A British bereaved father has commended the new Government’s policy which allows bereaved parents go on two weeks paid bereavement leave.

Ian Bainbridge was denied time to grieve when he lost his 34 weeks late son Ellis and nearly lost his partner Lisa to childbirth.

As a result, he ended up having to take a day’s annual leave just to attend his son’s funeral. Otherwise, there was no respite at all from his job.

Narrating his ordeal to BBC, he said, “I went to work a complete mess for the next four to six weeks.”

Now he welcomes the fact that in future, parents who lose a child will receive two weeks’ paid bereavement leave under new government rules.

“Two weeks isn’t much, but looking back on my experience, it would have been a breathing space,” he says.

BBC reports that the new law will come into force in April, with the UK being the only country to have that right to time off, MPs said.

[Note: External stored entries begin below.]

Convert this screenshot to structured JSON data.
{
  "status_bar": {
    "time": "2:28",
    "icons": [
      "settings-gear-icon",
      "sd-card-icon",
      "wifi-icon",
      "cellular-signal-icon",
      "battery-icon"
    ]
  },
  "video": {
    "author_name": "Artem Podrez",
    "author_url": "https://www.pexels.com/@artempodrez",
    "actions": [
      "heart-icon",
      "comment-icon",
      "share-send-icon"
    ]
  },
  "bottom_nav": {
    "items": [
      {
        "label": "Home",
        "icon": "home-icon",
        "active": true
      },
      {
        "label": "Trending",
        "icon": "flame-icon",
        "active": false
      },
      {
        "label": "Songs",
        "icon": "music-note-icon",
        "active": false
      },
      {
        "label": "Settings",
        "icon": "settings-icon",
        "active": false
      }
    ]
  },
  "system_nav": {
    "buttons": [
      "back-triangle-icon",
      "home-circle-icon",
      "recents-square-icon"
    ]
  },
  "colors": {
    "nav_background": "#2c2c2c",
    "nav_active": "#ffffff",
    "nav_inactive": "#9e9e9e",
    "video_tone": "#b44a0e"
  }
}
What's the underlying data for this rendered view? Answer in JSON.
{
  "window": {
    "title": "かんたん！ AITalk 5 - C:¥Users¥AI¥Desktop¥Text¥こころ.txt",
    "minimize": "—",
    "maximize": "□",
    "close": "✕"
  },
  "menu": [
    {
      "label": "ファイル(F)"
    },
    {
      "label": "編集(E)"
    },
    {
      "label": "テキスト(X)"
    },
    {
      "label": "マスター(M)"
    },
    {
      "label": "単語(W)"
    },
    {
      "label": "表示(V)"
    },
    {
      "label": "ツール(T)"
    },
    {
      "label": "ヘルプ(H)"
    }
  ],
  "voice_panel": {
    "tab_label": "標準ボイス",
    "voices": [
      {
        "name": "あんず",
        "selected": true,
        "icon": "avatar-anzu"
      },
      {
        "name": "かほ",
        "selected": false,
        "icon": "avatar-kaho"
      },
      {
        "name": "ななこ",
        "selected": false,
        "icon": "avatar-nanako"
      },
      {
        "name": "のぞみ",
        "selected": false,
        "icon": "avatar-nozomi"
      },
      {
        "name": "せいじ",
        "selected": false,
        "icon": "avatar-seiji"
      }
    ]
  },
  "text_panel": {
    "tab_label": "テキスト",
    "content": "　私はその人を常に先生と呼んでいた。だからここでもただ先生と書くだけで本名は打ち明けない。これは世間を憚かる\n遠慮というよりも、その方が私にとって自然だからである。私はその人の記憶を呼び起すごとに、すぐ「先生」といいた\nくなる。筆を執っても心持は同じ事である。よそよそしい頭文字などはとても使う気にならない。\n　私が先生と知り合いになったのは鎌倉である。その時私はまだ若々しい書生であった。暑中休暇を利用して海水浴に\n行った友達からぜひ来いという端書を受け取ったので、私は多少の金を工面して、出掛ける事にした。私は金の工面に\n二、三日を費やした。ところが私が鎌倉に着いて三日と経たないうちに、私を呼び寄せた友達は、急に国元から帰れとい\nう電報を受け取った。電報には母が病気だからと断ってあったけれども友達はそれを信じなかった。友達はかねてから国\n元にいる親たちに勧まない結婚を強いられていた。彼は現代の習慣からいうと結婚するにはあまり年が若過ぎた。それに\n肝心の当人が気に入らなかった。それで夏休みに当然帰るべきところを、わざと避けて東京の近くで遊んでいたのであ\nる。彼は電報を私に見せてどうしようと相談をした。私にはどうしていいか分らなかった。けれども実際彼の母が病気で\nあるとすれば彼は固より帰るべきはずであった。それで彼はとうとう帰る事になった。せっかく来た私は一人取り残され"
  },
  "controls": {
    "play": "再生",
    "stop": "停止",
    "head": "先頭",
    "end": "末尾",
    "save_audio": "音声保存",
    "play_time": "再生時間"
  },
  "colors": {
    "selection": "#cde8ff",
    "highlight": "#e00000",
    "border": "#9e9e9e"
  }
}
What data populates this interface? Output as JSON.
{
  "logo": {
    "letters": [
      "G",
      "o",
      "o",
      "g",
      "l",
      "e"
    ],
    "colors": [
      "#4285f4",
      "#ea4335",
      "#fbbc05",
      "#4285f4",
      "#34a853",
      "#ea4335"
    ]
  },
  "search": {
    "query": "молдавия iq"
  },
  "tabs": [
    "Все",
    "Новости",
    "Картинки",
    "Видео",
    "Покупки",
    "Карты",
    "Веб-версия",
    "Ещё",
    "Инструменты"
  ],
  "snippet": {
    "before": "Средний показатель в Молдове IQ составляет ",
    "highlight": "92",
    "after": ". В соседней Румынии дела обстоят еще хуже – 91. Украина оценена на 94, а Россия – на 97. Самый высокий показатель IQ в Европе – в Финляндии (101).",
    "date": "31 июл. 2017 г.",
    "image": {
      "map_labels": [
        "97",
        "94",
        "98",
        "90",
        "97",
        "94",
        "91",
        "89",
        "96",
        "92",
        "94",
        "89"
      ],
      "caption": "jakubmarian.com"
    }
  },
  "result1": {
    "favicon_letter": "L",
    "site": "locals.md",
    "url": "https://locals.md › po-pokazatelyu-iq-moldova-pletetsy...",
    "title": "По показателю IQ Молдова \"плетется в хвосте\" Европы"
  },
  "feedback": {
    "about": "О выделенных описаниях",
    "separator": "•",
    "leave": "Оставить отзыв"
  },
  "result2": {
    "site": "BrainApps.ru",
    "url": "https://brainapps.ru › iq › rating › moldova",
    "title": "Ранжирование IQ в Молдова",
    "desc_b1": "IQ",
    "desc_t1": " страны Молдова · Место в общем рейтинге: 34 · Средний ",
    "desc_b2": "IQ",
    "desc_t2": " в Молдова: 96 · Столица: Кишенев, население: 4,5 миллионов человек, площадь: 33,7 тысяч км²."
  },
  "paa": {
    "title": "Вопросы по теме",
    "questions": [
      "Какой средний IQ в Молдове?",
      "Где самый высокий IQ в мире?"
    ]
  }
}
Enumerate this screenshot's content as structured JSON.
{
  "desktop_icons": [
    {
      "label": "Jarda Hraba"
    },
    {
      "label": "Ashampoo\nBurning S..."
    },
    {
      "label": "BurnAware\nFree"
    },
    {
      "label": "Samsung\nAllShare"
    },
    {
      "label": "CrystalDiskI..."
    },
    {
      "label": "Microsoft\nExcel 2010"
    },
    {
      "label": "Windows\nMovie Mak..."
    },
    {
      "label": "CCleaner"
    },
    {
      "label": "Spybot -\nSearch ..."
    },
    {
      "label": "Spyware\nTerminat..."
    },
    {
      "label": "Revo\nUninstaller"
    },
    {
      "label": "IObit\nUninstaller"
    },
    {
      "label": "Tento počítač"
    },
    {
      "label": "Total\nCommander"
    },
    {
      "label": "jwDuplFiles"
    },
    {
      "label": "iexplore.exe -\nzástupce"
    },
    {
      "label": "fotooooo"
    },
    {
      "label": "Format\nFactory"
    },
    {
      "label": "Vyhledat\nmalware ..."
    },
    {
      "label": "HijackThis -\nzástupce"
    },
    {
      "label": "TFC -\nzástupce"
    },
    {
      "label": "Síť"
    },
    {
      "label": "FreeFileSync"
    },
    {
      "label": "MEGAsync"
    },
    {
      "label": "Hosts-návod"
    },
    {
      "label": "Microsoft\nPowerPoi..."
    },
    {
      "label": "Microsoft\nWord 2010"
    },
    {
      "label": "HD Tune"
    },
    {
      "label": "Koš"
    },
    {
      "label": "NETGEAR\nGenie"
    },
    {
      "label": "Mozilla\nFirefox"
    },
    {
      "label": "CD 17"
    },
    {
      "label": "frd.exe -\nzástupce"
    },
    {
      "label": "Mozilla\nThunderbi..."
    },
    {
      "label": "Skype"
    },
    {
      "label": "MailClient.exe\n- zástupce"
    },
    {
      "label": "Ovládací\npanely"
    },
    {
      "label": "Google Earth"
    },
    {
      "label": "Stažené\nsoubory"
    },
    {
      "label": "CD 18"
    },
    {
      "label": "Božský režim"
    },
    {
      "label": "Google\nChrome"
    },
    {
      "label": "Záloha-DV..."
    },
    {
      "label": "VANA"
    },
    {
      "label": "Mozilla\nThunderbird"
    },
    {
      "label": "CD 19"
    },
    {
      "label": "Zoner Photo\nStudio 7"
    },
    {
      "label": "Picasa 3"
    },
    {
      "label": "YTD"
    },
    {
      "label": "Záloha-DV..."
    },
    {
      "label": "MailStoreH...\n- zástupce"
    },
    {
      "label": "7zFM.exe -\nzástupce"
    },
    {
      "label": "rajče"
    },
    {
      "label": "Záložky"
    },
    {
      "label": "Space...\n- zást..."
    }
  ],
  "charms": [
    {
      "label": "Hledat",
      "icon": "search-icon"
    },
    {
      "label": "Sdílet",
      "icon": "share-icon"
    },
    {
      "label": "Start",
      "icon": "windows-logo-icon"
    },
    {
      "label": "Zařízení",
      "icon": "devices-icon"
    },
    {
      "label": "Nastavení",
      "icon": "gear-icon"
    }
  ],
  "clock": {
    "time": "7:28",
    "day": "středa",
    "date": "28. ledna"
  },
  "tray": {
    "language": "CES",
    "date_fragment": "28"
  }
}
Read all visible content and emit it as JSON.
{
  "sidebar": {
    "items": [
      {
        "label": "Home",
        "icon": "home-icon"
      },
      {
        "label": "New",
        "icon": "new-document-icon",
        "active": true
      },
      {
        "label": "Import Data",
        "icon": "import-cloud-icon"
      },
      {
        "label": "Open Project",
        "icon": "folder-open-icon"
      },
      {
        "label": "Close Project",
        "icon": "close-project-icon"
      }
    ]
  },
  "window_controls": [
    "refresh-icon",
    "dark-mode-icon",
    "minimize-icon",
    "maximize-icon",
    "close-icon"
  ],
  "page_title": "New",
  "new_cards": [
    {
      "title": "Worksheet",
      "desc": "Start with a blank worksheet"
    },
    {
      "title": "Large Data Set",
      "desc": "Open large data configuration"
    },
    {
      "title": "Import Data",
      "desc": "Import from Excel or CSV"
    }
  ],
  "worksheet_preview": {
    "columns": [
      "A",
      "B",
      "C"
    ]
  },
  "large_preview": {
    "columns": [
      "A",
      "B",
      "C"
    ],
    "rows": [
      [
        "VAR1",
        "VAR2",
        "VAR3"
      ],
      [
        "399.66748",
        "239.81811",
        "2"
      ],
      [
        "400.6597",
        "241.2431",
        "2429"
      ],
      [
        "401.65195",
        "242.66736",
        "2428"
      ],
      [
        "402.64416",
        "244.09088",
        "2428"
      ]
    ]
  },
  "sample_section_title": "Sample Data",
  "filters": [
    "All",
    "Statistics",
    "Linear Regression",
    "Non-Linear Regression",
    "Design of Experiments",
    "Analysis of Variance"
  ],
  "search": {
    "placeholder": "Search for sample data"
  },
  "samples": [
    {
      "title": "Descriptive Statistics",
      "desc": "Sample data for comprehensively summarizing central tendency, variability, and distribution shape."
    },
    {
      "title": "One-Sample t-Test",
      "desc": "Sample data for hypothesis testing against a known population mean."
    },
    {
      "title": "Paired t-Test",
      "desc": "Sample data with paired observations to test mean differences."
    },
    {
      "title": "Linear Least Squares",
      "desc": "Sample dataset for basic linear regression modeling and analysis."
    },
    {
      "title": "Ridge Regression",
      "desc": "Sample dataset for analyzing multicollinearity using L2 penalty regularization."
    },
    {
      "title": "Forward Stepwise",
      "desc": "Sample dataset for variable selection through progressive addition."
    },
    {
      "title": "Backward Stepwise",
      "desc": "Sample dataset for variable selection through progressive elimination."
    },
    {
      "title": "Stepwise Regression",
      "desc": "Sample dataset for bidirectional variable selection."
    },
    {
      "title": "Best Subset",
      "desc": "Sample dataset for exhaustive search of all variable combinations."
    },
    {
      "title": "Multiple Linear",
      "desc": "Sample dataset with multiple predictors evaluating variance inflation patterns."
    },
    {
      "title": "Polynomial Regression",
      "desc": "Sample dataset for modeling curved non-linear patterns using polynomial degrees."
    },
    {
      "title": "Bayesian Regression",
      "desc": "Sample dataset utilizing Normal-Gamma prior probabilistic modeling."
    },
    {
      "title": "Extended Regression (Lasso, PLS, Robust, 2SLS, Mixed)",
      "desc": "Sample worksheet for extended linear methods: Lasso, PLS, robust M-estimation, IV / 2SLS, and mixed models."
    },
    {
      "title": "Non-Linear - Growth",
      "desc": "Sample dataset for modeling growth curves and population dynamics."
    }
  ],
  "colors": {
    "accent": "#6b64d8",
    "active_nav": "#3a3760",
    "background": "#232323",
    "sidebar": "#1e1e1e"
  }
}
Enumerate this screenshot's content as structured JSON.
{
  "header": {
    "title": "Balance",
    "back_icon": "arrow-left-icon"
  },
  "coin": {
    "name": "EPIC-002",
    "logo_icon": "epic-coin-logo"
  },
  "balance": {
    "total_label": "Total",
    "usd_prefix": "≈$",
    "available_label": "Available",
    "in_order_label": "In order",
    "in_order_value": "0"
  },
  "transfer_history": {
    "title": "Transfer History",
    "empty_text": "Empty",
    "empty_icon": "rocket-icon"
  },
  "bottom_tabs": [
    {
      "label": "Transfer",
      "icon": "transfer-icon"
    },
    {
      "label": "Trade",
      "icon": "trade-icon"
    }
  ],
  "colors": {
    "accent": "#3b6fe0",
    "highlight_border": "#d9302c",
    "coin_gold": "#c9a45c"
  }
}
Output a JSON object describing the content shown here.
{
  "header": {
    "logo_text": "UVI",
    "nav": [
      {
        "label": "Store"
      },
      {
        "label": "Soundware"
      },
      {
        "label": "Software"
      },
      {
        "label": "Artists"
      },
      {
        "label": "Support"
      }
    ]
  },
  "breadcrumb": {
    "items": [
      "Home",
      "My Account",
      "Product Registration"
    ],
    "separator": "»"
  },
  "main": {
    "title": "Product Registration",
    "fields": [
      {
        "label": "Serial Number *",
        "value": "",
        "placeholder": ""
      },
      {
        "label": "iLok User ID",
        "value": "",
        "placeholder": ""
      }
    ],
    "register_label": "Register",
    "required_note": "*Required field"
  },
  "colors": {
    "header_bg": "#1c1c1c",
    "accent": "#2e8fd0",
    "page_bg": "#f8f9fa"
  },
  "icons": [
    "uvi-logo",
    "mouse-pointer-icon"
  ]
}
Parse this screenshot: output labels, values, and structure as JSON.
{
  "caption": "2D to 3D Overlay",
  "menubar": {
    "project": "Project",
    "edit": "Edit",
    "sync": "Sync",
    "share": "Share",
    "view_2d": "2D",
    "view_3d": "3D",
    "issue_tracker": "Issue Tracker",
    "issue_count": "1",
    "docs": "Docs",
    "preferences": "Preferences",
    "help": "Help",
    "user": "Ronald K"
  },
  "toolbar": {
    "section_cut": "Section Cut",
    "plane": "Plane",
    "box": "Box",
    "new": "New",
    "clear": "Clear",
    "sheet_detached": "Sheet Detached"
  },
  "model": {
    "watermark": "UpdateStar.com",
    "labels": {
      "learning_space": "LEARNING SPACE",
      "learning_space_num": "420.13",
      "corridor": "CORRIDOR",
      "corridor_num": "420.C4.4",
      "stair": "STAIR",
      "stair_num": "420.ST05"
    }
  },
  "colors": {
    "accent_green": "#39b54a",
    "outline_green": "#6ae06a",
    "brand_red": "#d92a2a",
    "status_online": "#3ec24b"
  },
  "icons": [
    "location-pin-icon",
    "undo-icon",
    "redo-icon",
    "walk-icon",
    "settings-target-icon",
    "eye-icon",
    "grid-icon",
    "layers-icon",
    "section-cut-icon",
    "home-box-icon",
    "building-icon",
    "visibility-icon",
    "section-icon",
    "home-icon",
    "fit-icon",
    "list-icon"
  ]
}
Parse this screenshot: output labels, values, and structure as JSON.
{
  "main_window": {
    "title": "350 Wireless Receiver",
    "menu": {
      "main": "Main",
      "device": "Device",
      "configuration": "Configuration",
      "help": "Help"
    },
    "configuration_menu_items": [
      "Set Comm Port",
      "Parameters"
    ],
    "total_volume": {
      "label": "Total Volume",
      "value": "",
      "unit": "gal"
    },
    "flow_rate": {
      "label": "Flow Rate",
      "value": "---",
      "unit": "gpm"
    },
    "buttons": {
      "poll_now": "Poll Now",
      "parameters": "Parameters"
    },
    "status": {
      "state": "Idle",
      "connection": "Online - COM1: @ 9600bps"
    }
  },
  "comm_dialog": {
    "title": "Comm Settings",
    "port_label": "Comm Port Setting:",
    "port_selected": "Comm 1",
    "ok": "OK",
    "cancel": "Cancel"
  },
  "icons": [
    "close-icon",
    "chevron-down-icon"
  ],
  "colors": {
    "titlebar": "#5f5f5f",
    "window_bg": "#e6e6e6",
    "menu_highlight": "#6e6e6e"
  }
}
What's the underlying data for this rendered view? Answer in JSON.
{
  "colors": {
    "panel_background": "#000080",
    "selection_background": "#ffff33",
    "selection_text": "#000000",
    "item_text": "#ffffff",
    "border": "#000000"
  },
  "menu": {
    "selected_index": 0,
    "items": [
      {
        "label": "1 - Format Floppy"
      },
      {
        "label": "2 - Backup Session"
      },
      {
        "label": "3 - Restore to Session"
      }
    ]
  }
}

It will be known as Jack’s Law, in memory of Jack Herd, whose mother Lucy has been campaigning for reform since he drowned aged 23 months in 2010.

As the law currently stands, there is no automatic right to paid time off for such bereavement. However, parents of stillborn children are entitled to maternity and paternity leave.

Under the new law, parents who lose a child under the age of 18 will be able to take leave as either a single block of two weeks, or as two separate blocks of one week each across the first year after the death.